DESCRIPTION (provided by applicant): RAS genes comprise the most commonly mutated class of oncogenes in human cancer (33%). Their protein counterparts function as GDP-GTP regulated switches to modulate signaling networks that control cell growth, differentiation and apoptosis. Mutationally activated Ras proteins are refractory to inactivation by GTPase activating proteins, and are persistently GTP- bound, leading to chronic downstream effectors activation and signaling. Despite three decades of intensive effort, no effective inhibitors that directly target mutant Ras proteins have successfully reached clinical application.

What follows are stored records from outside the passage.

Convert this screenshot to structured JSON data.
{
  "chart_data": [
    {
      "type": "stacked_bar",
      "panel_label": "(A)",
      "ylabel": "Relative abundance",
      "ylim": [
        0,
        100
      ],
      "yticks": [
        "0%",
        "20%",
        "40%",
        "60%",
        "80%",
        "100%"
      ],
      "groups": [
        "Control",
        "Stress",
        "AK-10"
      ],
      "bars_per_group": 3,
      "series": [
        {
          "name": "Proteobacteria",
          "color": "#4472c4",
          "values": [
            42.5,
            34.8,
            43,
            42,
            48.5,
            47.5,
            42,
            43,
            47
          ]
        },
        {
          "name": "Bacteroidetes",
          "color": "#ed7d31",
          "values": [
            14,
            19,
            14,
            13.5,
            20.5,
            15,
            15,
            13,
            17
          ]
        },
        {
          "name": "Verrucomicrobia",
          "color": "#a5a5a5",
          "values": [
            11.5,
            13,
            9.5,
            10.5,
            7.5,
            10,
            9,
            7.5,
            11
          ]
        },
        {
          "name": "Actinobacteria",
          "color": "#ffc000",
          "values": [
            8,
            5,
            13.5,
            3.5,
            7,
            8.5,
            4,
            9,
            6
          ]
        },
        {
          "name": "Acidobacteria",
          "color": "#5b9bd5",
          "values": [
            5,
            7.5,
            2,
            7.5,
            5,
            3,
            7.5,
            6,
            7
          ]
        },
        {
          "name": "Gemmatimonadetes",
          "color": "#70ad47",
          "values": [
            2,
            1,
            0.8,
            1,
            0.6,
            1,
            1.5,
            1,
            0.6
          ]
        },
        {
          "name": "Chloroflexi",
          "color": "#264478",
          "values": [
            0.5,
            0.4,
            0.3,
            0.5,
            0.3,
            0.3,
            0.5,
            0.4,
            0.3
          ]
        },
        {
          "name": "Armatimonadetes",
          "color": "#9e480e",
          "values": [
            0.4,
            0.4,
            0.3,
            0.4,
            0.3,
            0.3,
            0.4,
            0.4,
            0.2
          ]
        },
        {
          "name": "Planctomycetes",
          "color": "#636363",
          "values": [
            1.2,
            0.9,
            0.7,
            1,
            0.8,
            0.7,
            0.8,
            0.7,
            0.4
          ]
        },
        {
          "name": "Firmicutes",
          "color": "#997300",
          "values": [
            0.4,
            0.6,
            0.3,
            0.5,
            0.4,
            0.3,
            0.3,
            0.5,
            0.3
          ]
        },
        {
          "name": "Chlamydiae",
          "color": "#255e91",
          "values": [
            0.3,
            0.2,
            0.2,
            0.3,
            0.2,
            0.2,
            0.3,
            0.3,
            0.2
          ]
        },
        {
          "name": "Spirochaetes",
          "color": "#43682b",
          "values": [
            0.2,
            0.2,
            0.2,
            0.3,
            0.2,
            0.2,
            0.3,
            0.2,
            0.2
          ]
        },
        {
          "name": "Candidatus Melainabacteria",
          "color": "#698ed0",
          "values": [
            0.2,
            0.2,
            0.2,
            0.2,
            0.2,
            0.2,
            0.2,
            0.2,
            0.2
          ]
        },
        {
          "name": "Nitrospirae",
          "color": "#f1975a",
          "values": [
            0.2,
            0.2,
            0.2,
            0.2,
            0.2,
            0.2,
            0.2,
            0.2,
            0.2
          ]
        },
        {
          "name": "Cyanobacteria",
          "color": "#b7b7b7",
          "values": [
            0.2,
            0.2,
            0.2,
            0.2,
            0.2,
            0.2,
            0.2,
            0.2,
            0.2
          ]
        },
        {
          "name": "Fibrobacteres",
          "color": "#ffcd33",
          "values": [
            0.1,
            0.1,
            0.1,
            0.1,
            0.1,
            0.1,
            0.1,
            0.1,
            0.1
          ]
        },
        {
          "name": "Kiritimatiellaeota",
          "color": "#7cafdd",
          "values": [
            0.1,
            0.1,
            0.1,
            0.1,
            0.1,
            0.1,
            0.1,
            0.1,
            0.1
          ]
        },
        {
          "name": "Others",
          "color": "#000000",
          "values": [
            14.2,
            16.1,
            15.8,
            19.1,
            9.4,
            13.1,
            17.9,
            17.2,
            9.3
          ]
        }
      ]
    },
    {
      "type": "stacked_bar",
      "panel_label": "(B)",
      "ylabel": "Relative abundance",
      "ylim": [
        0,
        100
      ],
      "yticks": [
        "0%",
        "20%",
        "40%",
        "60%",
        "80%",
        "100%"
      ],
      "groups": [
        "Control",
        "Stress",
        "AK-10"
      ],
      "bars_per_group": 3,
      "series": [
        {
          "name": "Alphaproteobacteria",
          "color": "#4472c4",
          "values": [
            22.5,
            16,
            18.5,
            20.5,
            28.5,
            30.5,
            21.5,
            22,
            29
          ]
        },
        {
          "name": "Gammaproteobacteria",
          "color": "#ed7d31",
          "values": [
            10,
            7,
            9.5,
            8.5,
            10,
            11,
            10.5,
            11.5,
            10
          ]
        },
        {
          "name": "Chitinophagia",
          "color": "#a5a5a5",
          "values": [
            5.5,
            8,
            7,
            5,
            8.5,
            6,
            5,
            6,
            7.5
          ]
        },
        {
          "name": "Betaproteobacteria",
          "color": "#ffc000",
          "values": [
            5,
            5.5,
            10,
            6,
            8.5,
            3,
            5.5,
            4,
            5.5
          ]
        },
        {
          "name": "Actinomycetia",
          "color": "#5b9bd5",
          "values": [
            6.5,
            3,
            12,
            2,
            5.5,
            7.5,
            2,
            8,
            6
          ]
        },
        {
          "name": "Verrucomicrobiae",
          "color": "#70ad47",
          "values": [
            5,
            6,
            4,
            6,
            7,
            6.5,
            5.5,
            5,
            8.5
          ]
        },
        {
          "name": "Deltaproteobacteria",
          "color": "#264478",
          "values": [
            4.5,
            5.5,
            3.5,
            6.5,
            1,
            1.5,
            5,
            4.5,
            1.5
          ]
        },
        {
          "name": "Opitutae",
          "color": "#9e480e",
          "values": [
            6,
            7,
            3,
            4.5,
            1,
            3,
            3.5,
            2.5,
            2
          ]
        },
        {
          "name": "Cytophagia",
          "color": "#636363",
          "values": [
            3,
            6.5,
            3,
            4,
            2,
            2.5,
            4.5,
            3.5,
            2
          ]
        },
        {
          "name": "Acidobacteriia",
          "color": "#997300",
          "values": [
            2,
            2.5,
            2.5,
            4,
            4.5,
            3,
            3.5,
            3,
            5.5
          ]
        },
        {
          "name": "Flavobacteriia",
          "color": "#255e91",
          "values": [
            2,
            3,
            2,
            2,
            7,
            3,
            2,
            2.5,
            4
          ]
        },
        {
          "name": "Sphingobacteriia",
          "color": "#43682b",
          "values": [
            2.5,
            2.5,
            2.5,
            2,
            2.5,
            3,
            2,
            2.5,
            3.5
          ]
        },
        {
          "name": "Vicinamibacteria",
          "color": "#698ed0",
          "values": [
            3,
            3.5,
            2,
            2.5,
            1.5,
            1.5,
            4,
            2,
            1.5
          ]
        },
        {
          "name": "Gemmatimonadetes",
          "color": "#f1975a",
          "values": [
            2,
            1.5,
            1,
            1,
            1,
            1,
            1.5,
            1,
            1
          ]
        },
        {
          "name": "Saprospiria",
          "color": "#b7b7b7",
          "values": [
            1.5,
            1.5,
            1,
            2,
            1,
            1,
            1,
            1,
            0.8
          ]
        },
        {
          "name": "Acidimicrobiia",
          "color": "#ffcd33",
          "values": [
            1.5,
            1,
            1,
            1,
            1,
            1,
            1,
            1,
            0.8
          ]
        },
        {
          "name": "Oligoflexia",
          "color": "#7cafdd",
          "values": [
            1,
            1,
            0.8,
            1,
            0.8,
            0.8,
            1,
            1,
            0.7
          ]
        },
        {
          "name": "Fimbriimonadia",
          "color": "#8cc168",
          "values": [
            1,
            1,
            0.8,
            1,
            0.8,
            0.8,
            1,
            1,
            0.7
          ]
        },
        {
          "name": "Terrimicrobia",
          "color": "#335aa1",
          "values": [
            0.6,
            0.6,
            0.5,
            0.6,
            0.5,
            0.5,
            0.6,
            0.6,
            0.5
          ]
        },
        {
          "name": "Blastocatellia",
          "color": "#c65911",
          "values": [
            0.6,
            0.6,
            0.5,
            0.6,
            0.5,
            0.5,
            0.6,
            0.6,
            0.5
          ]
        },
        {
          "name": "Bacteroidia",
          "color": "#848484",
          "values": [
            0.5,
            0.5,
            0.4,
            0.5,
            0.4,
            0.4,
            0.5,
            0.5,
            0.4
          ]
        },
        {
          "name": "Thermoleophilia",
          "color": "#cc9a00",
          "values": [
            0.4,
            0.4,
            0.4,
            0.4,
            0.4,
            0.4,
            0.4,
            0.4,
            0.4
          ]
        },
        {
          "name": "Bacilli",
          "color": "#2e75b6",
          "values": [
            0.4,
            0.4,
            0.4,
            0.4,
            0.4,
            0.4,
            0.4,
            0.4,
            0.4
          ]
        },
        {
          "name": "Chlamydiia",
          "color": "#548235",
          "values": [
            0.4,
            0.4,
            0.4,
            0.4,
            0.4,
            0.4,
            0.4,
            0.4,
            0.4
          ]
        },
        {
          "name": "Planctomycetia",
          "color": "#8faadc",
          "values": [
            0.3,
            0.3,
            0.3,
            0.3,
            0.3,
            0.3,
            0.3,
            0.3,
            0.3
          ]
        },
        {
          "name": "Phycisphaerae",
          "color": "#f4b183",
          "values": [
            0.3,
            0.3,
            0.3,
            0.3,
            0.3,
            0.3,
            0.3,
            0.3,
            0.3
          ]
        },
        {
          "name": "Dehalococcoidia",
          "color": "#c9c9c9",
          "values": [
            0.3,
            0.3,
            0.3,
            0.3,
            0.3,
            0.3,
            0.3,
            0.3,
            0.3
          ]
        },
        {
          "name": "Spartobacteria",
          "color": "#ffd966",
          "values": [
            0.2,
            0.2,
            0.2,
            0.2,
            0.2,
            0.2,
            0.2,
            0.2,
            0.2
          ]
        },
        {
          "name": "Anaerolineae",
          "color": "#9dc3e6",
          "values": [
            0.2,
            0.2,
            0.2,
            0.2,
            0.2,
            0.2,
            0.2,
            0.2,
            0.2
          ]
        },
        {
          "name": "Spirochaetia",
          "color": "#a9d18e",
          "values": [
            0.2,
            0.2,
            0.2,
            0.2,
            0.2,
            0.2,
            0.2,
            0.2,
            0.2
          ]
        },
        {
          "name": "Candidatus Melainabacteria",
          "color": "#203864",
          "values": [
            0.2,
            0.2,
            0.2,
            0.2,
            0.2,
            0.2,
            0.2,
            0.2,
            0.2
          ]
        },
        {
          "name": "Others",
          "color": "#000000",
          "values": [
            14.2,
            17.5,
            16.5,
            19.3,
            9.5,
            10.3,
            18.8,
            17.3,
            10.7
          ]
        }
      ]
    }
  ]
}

Therefore, much of the past and current ongoing efforts have taken indirect approaches, which have met with failure or lack of anti-tumor efficacy. Herein, we investigate a novel mechanism of Ras activation involving posttranslational modification by ubiquitination. Recent findings that covalen modification of Ras by monoubiquitination may be key for its ability to drive human oncogenesis, suggest one possible direction for developing direct Ras inhibitors. To rigorously assess this possibility, two key issues need to be addressed. First, what are the direct consequences of monoubiquitination on intrinsic Ras function? Second, the previous study showed that preventing monoubiquitination impaired the ability of activated K-Ras to promote tumor xenograft growth when ectopically- expressed in NIH3T3 mouse fibroblasts. How important is this modification for endogenous mutant and normal K-Ras in human colorectal tumor cells with validated addiction to mutant K- Ras and normal K-Ras function in cell proliferation? We will address these issues, by performing biochemical and structural studies on monoubiquitinated Ras as well as biological studies with ubiquitination-deficient K-Ras to rigorously assess its role in wild type and mutant K-Ras biological activity, effectors signaling and regulation.

描述（由申请人提供）：RAS基因包括人类癌症中最常见的突变致癌基因类别（33%）。它们的蛋白质对应物作为GDP-GTP调节的开关来调节控制细胞生长、分化和凋亡的信号网络。突变激活的Ras蛋白难以被GTP酶激活蛋白灭活，并且持续与GTP结合，导致慢性下游效应物激活和信号传导。尽管经过了三十年的努力，但没有直接靶向突变Ras蛋白的有效抑制剂成功地达到临床应用。因此，许多过去和当前正在进行的努力都采取了间接方法，这些方法遇到了失败或缺乏抗肿瘤功效。在此，我们研究了Ras激活的一种新机制，涉及通过遍在蛋白化进行翻译后修饰。最近的研究结果表明，通过单泛素化对Ras进行共价修饰可能是其驱动人类肿瘤发生能力的关键，这为开发直接Ras抑制剂提供了一个可能的方向。为了严格评估这种可能性，需要解决两个关键问题。首先，单泛素化对内在Ras功能的直接影响是什么？其次，先前的研究表明，当在NIH 3 T3小鼠成纤维细胞中异位表达时，防止单泛素化损害了活化的K-Ras促进肿瘤异种移植物生长的能力。这种修饰对于人结肠直肠肿瘤细胞中的内源性突变型和正常K-Ras有多重要，其中对突变型K-Ras和正常K-Ras在细胞增殖中的功能具有经验证的成瘾性？我们将通过对单泛素化的Ras进行生物化学和结构研究以及对泛素化缺陷的K-Ras进行生物学研究来解决这些问题，以严格评估其作用 在野生型和突变型K-Ras生物活性、效应子信号传导和调节中。